As the pair romp and swim in the river they come across a strange wooden construction ranging from bank to bank and unexpectedly arouse the ire of an excitable beaver named Thousand Mouths. He is the impatient and irascible foreman of a band of buck-toothed brethren, determined to finish the family home in record time, but his fellows are far less enthusiastic and when one – dubbed Linden Tree – spots the palomino it starts a stampede of rodents who would all rather ride horses than chew timber and move mud. While they’re all goofing around their boss is going ballistic and a wise old beaver is teaching a rapt Yakari everything he needs to know about dam-building…

After more idle days in the camp Yakari’s thoughts return to the beavers and soon he and Little Thunder are heading back to the dam. En route however they are distracted by an astonishing noise and follow it to discover extremely ambitious beaver Double-Tooth far from the river and attempting to chew down a colossal tree all alone…

The eager beaver soon confides his dreams of being a sculptor but their conversation is curtailed when a bad tempered grizzly bear wanders up and menaces little straggler Wild Rose.

With the ursine interloper clearly not amenable to reason Yakari drives the surly brute off with a rough-hewn jousting lance rapidly gnawed into shape by Double-Tooth’s flashing gnashers…

On escorting the kits back to the river Yakari is astounded to see the progress made in the wood-and-mud abode and is delighted to be asked to help. In actual fact most of the assistance comes from hard-pressed Little Thunder who reluctantly becomes the engine transporting trees and saplings from the woods to the river…

Returning late to camp Yakari is observed by Rainbow who desperately wants to know what her friend is up to. Next morning she invites herself along as they return to the Beaver Lodge and cannot understand why, in the midst of listening to the hairy toilers chattering, Yakari spurs his pony away and races away.

Mounted behind him she listens incredulously as the boy explains that little Linden Tree is missing and then makes him backtrack to the really important bit.
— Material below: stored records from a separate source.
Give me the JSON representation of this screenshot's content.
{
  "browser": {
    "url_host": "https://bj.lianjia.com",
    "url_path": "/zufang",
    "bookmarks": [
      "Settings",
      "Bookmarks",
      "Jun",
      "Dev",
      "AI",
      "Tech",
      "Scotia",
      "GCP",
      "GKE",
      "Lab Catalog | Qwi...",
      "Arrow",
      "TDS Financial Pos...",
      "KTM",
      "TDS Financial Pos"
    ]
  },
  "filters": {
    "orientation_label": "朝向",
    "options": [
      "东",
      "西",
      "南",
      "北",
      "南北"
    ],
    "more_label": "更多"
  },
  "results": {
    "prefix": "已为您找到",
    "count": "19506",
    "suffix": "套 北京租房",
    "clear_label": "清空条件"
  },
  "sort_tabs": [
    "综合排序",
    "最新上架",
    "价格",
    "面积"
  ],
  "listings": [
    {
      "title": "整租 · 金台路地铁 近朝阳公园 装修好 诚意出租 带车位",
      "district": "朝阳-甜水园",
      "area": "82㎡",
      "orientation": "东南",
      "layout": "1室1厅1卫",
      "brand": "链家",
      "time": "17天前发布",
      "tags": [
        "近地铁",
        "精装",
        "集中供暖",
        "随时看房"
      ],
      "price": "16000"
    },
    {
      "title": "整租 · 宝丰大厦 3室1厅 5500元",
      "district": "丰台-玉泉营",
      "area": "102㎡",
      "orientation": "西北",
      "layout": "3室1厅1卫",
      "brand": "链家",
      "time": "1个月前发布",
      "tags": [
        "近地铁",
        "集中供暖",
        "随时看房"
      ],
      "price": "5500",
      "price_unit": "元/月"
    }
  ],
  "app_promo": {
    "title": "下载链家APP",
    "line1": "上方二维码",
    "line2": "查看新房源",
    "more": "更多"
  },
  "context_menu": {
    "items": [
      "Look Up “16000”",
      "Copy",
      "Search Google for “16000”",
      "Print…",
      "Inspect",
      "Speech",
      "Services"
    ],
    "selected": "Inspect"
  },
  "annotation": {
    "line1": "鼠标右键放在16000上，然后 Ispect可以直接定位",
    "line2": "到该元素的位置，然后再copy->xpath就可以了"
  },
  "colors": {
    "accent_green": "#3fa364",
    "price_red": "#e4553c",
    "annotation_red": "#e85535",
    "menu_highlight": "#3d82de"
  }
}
Yakari understands and can talk to all birds and beasts…

Racing downriver the children are soon joined by Yakari’s totem animal sagacious Great Eagle who provides a telling clue to the lost beaver’s whereabouts. However after daring subterranean depths the little brave eventually finds his lost friend but is himself trapped. Happily the artistic skills of late-arriving Double-Tooth prove invaluable in devising a climbing device and soon everybody – even utterly bemused Rainbow – are all celebrating back at the Lodge.

With things back to normal the irrepressible frustrated artist corners Yakari for one last secret project and a few days later the busy beavers are all astounded to see Double-Tooth’s river-borne aesthetic magnum opus poled into the lee of the dam by the proud Yakari…

The exploits of the valiant little brave who can speak with animals and enjoys a unique place in an exotic world is a decades-long celebration of joyously gentle, moving and inexpressibly entertaining adventures honouring and eulogising an iconic culture with grace, wit, wonder and especially humour.

These gentle sagas are true landmarks of kids’ comics literature and Yakari is a series no fan of graphic entertainment should be without.
Original edition © 1977 Le Lombard/Dargaud by Derib + Job. English translation 2005 © Cinebook Ltd.